2

I am a newbie to R and I am trying to perform a logistic regression on a set of clinical data. My independent variable is AGE, TEMP, WBC, NLR, CRP, PCT, ESR, IL6, and TIME. My dependent variable is binomial CRKP.

After using glm.fit, I was given this error message:

glm.fit <- glm(CRKP ~ AGE + TEMP + WBC + NLR + CRP + PCT + ESR, data = cv, family = binomial, subset=train)

Warning message:
glm.fit: fitted probabilities numerically 0 or 1 occurred

I searched up potential problems and used the corrplot function to see if there is multicollinearity that could potentially result in overfitting.

This is what I have as the plot. Correlation Plot

Correlation plot shows that my ESR and PCT variable are highly correlated. Similarly, CRP and IL6 are highly correlated. But they are all important clinical indicators I would like to include in the model.

I tried to use the VIF to selectively discard variables, but wouldn't that be biased and also I would have to sacrifice some of my variables of interest.

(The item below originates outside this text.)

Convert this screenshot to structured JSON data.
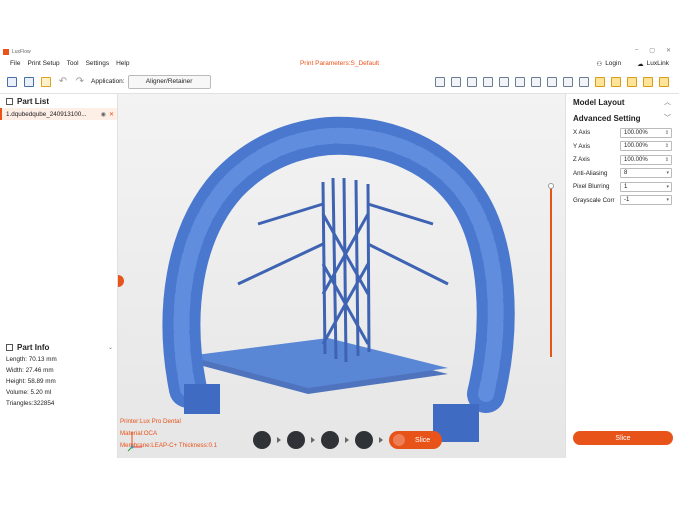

Does anyone know what I can do? Please help. Thank you!

alistaire
  • 42,459
  • 4
  • 77
  • 117
  • How many observations does this mode utilise? Binomial GLM can have a perfect fit with only a handful of predictors depending on your number of observations – VitaminB16 May 31 '21 at 21:07
  • I have 51 observations in total. – Taicheng Jin Jun 01 '21 at 22:07
  • See these: https://stats.stackexchange.com/questions/11109/how-to-deal-with-perfect-separation-in-logistic-regression, https://stats.stackexchange.com/questions/336424/issue-with-complete-separation-in-logistic-regression-in-r – VitaminB16 Jun 01 '21 at 23:09

1 Answers1

1

You have a multicollinearity problem but don't want to drop variables. In this case you can use Partial Least Squares (PLS) or Principal Component Regression (PCR).